Figure 7.

Foxo1 negatively regulates JunB expression by promoting activation of the Itch promoter. (a) Immunoblot analysis of Foxo1, Itch, c-Jun, JunB, c-Fos, Notch2, and STAT3 in splenic IgM⁺IgD⁺B cells sorted from 7~9-week-old Itch cKO mice and WT littermates (n = 3 mice per group, 7~9 weeks old). (b) Schematic diagram of mouse Itch promoter region illustrating the positions of the primer pairs used for ChIP assays.

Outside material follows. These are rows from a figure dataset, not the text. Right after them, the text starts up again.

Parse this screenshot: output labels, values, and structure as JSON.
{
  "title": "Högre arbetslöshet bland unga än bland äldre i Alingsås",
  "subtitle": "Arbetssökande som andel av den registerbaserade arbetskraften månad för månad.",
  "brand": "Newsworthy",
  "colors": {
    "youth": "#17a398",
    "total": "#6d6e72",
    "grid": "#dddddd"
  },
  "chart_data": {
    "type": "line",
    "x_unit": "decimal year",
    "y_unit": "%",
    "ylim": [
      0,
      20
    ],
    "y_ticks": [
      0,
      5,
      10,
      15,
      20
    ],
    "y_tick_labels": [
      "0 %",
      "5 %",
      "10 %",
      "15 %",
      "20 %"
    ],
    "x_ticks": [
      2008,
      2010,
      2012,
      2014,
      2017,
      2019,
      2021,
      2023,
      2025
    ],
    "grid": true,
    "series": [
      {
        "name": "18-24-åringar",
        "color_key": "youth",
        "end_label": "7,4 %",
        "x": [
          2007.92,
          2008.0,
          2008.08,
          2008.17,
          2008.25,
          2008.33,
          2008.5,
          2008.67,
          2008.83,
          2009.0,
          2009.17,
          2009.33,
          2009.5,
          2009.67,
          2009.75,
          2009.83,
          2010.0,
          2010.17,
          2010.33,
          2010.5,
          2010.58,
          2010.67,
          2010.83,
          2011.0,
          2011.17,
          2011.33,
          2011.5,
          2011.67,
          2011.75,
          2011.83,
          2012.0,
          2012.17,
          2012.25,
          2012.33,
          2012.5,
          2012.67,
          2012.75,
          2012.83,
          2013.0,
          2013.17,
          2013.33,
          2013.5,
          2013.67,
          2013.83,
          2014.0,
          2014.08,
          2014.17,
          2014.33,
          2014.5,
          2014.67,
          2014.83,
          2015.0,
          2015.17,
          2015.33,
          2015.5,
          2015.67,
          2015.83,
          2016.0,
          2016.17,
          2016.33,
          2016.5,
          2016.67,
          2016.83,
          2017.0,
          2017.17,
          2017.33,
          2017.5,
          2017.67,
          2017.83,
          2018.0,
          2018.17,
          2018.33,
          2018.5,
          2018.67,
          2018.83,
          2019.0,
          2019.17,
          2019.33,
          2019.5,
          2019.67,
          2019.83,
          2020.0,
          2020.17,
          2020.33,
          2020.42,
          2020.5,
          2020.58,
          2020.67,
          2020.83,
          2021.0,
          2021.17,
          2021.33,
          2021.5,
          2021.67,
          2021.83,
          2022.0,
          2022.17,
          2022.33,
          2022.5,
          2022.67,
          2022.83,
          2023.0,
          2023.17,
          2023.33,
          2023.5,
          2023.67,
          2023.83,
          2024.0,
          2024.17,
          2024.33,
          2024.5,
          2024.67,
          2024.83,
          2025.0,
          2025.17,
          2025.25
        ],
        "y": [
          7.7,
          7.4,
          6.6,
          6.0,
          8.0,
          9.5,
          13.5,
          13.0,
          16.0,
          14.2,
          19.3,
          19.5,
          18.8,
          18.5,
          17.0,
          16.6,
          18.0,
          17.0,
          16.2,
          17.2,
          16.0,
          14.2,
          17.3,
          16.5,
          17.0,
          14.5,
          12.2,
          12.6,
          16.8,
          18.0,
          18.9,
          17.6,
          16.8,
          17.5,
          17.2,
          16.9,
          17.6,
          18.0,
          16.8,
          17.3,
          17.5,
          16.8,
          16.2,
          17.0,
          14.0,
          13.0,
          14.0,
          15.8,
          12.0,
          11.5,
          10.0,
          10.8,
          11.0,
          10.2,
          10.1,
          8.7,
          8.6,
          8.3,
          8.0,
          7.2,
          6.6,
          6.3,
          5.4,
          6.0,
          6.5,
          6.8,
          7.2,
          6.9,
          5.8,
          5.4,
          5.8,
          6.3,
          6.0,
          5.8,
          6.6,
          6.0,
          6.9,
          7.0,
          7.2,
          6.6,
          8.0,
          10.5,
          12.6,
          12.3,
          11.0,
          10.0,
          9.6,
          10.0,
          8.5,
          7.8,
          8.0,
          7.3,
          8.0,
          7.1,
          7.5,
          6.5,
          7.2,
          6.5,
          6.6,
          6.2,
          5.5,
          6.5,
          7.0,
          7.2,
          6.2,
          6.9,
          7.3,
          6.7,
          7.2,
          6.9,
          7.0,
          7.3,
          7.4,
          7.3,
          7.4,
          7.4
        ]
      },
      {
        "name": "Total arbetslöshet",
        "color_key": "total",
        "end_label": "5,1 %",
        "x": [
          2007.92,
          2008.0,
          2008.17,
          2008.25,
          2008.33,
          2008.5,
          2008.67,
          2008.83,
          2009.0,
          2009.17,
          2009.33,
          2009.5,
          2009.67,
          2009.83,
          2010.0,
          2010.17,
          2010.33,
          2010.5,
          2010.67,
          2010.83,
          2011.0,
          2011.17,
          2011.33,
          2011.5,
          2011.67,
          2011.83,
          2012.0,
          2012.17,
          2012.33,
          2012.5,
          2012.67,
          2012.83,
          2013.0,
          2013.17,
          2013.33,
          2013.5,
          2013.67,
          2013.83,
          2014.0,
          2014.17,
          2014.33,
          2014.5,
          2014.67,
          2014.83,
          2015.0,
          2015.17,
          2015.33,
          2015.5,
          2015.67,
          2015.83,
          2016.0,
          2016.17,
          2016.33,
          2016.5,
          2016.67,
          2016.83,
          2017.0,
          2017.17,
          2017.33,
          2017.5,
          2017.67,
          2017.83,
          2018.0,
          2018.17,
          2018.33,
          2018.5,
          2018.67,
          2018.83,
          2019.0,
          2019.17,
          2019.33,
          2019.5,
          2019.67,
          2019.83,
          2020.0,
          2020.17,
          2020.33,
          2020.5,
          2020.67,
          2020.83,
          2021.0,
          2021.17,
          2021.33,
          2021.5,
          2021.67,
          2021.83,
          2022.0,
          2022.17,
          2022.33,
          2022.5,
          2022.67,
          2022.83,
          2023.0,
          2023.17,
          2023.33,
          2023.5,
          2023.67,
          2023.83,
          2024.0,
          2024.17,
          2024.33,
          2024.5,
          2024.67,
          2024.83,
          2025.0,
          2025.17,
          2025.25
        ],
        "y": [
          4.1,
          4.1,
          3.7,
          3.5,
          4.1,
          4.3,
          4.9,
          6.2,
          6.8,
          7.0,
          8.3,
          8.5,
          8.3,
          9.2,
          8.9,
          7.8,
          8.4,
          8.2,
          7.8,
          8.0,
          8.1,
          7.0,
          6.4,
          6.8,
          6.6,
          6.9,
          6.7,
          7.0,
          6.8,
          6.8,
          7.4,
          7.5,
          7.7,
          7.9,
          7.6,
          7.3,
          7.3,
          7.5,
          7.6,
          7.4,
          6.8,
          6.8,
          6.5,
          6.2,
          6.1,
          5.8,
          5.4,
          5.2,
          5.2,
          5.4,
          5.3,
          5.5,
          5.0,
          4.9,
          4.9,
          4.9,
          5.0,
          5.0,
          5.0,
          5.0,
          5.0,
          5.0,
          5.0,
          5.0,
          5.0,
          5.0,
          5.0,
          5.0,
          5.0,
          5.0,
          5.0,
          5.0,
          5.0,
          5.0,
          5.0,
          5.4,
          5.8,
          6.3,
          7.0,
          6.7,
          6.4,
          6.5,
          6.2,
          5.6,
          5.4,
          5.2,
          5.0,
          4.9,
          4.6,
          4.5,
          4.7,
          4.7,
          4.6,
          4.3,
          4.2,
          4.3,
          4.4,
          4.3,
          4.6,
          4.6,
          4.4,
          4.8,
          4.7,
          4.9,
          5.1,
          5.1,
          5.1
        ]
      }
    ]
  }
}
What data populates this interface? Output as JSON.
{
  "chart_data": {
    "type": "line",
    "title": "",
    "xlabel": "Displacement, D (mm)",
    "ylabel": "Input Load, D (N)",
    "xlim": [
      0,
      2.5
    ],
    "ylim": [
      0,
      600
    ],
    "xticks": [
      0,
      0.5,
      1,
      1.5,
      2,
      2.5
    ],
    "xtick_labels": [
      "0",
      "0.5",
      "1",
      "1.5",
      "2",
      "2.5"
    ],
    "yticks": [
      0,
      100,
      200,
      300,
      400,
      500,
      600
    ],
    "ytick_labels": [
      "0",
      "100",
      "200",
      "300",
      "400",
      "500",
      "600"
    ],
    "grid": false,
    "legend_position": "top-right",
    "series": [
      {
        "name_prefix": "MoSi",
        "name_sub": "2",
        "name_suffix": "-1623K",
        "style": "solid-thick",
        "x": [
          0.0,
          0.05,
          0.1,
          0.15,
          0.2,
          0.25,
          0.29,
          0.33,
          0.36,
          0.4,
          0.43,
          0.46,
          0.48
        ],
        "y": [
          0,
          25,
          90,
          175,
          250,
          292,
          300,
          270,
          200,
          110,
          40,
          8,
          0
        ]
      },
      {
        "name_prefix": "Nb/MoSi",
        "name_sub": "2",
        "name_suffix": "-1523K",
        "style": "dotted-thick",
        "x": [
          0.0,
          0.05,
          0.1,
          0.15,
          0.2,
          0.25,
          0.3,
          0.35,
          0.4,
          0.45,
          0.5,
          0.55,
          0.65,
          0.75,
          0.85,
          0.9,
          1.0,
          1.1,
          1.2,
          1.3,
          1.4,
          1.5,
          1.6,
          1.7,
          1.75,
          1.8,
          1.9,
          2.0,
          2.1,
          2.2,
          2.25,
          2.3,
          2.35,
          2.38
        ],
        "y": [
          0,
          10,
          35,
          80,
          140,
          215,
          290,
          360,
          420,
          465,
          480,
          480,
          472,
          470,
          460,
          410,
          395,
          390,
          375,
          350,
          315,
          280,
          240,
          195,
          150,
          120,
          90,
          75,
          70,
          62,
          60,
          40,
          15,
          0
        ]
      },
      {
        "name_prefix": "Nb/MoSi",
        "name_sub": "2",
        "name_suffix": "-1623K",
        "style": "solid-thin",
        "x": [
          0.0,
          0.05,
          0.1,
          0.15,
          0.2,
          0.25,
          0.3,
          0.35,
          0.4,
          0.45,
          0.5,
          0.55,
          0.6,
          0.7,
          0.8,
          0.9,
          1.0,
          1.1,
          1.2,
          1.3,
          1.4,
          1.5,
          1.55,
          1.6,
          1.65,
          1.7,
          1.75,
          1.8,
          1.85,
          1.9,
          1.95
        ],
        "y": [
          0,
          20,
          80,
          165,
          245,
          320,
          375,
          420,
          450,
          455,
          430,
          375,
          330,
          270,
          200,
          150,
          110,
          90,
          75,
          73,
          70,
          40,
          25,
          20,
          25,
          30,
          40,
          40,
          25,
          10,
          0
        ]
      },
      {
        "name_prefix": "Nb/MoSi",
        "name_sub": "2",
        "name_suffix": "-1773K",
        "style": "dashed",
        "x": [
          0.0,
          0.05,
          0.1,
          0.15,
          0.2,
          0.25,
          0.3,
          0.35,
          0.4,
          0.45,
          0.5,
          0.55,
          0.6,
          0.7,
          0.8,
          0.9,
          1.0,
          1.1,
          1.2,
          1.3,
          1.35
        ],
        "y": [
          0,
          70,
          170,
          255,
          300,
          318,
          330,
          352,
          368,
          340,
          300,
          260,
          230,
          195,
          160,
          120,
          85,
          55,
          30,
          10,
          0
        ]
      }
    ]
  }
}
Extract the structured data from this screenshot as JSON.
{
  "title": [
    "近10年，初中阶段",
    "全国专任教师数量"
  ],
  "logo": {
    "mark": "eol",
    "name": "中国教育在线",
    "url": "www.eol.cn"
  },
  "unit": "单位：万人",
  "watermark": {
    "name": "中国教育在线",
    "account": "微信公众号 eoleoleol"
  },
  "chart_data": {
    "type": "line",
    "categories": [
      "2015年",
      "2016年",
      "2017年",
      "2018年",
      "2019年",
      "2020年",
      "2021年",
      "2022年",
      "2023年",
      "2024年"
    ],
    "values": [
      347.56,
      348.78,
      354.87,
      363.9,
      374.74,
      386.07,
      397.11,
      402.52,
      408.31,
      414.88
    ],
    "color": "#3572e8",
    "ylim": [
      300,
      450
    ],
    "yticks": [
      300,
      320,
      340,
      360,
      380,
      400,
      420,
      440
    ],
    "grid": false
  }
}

Sequences represent the main predicted Foxo1 binding sites from Supplementary Tables V and VI. Arrows represent the region of the 7 primer pairs. (c,d) ChIP assays of WT B220⁺ B cells using a Foxo1 (αFoxo1) antibody or control IgG probing for the Foxo1 promoter locus. PCR (c) and qPCR (d) were used to analyze the enrichment and the fold-enrichments are representative of one of four independent experiments. (e,f) Empty vector Lv 201 (Vector) or Lv201/Foxo1 (Foxo1) and luciferase reporter vector pEZX-PG04.1/Itch promoter were co-transduced into RAW264.7 cells (e) or 293 T cells (f). Dual luciferase reporter gene expression was analyzed, and the results are shown as the ratio of firefly to Renilla luciferase activity. (g) Immunoblot analysis of Itch and Foxo1 in lv201 or Foxo1-expressing lv201 lentivirus-infected B cells from 7~9-week-old WT mice. (a–g) The data represent at least three independent experiments. Two-tailed student’s t-test (e,f) and two-way ANOVA plus Bonferroni post-tests (d) to compare each column with control column. Error bars, s.e.m. *p < 0.05, ***p < 0.001, ****p < 0.0001.